1917. Les combats font rage dans les tranchées de la Grande Guerre. Des soldats allemands tombent comme des mouches sur le front de l’Ouest. Aussitôt morts, leurs uniformes sont récupérés, les trous laissés par les balles sont recousus par des couturières dont les machines crépitent comme des mitraillettes, on arrache les noms des tués, et on tend les uniformes aux prochains soldats dont le destin semble scellé.
En l’occurrence, un groupe de jeunes volontaires, parmi lesquels l’étudiant Paul Baümer et quelques amis, tous galvanisés par le nationalisme de leur professeur. Dans les tranchées, la réalité monstrueuse du conflit douche immédiatement l’enthousiaste patriotique des recrues naïves. Paul devient dès lors la figure principale du film qui se prolonge sur le front de Champagne, au moment où les gradés français et allemands discutent d’une possible armistice, décrétée le 11 novembre 1918, à 11 heures.
Au plus près des soldats
Interdit par le pouvoir nazi, le best-seller d’Erich Maria Remarque "A l’ouest, rien de nouveau", publié en 1929, a été brillamment adapté sur grand écran en 1930 par Lewis Milestone, puis sous la forme d’un téléfilm en 1979 par Delbert Mann. Il fallait sans doute cette version 100% allemande pour nous approcher encore un peu plus intimement de l’expérience terrifiante vécue par ces soldats plongés en pleine horreur.
Certes, les images des tranchées paraissent familières, pour ne pas dire rabâchées. De "1917" aux "Sentiers de la gloire", en passant par "Un long dimanche de fiançailles", "La vie et rien d'autre" et bien d’autres, la Grande Guerre a été maintes fois le théâtre de ces récits dénonçant l’absurdité d’un conflit dévastateur, la bêtise du nationalisme et du patriotisme, la logique assassine du mythe de l’héroïsme.
Mais la force, la singularité de cette version tient dans la proximité prodigieuse qu’elle parvient à instaurer avec ses soldats confrontés à la mort quotidienne. Le cinéaste Edward Berger réussit à caractériser à merveille une mosaïque de personnages tout en distinguant Paul Baümer, dont on suit au plus près les doutes, les douleurs, la peur, l’épuisement. Au point d’espérer jusqu’au bout qu’il parvienne à réchapper à la guerre, comme la promesse fragile d’un avenir possible. Et c’est toute une génération, des 18-20 ans à peine, à laquelle le réalisateur s’attache avec une empathie bouleversante, révélant cette jeunesse sacrifiée par des pères bellicistes rongés par la rancœur et un sens de l’honneur perverti.
Une beauté funèbre
Ponctué de scènes de combats d’une intensité viscérale, "A l’ouest, rien de nouveau" se révèle par ailleurs formellement superbe, maîtrisé, tranchant, implacable, sans jamais viser une virtuosité vaine. Le paradoxe passionnant du film réside dans sa beauté funèbre, dans ces plans suspendus de nature sublimée qui s’opposent à d’autres images, de visages, de champs de bataille labourés, creusés, saccagés par l’horreur et la mort.
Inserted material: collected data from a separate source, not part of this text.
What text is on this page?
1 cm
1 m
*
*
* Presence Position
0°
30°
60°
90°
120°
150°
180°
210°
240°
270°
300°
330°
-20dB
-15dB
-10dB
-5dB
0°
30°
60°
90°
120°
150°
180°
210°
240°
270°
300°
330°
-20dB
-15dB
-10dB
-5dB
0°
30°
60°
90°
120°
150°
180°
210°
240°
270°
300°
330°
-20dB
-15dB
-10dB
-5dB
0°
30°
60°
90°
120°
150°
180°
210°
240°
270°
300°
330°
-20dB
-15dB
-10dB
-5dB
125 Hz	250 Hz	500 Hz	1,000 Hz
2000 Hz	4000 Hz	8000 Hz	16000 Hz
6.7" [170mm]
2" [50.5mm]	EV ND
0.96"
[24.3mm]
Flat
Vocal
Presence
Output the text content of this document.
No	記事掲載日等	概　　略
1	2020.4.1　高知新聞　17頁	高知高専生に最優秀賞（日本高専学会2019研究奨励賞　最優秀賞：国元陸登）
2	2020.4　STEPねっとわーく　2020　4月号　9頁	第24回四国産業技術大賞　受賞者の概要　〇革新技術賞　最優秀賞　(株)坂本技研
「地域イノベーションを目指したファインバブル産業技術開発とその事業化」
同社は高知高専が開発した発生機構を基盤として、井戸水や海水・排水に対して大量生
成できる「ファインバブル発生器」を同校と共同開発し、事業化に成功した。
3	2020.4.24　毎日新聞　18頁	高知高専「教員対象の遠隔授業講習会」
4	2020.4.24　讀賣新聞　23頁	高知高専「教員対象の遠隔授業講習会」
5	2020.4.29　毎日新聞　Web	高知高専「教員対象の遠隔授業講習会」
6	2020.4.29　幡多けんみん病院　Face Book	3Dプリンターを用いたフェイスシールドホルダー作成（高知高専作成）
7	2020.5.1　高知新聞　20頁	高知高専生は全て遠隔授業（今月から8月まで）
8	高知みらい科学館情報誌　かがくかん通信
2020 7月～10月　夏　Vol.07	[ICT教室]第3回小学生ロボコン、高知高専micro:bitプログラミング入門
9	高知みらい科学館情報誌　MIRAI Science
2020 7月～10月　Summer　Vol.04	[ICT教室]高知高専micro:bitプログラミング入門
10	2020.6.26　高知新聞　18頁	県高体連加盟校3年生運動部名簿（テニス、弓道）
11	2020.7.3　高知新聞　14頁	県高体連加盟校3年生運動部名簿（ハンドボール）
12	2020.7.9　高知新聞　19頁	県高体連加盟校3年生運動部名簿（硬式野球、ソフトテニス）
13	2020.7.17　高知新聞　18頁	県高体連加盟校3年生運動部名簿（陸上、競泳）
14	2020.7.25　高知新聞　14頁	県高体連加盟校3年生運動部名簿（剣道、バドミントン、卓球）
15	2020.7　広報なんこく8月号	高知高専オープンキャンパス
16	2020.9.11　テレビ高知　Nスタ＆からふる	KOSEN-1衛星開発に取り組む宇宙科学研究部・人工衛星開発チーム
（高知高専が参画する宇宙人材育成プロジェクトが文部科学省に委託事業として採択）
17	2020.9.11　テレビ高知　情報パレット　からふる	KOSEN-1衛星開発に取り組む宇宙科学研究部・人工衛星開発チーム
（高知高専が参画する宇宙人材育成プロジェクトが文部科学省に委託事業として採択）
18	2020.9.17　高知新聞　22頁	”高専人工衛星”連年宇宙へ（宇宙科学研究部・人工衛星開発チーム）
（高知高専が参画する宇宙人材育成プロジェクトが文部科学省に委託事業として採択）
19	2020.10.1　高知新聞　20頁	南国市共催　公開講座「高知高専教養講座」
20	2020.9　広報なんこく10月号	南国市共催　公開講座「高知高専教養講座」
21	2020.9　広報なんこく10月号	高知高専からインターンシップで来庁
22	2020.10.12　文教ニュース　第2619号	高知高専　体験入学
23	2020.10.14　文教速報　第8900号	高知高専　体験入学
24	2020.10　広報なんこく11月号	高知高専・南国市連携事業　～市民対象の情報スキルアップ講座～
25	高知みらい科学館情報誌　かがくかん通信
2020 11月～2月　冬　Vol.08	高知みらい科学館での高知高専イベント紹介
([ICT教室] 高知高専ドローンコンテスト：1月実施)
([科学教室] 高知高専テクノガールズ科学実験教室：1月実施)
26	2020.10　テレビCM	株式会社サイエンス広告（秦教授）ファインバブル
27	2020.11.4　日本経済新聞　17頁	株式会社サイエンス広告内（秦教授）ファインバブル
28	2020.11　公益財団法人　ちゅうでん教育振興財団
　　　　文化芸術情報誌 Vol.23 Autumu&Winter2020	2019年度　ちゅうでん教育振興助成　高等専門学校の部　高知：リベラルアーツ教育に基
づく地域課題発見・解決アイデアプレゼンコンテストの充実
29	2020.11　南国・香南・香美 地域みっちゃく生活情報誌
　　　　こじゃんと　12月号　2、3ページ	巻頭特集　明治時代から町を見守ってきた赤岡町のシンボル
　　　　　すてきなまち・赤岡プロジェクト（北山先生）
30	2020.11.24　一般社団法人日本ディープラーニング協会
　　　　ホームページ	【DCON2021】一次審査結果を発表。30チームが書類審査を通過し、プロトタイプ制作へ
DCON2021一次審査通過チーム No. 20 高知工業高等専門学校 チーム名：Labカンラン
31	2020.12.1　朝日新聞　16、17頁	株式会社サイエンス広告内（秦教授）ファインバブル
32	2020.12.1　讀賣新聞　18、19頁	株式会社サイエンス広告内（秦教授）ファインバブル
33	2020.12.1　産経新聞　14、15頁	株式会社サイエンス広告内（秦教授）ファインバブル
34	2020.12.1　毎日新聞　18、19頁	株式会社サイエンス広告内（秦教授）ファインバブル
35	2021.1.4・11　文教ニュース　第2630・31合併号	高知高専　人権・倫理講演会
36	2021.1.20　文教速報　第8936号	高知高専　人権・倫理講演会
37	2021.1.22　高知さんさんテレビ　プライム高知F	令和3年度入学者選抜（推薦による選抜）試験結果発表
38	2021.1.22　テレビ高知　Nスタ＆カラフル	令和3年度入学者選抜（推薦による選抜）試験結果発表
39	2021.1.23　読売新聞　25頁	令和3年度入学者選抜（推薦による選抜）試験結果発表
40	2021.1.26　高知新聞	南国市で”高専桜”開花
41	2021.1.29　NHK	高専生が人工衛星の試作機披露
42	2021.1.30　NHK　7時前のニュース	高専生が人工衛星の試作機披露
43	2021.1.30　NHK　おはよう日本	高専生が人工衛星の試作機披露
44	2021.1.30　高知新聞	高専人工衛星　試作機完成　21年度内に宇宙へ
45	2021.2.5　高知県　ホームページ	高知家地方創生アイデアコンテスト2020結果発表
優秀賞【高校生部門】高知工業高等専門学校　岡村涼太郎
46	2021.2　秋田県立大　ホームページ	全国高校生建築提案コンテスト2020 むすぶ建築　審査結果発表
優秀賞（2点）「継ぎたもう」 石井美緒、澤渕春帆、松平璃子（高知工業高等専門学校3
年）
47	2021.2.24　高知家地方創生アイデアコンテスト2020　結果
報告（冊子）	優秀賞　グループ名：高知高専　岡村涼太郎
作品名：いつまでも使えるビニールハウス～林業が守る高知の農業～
On flirte par moments avec les envolées poétiques d’un Terrence Malick, sans pour autant s’abstraire du terrien, du concret, de la boue, du sang, le but premier, et largement atteint, de ces presque deux heures trente de grand cinéma restant de nous faire éprouver les effets de la guerre sur ceux qui l’ont traversée et qui la traversent encore, dans d’autres guerres, ailleurs, et maintenant.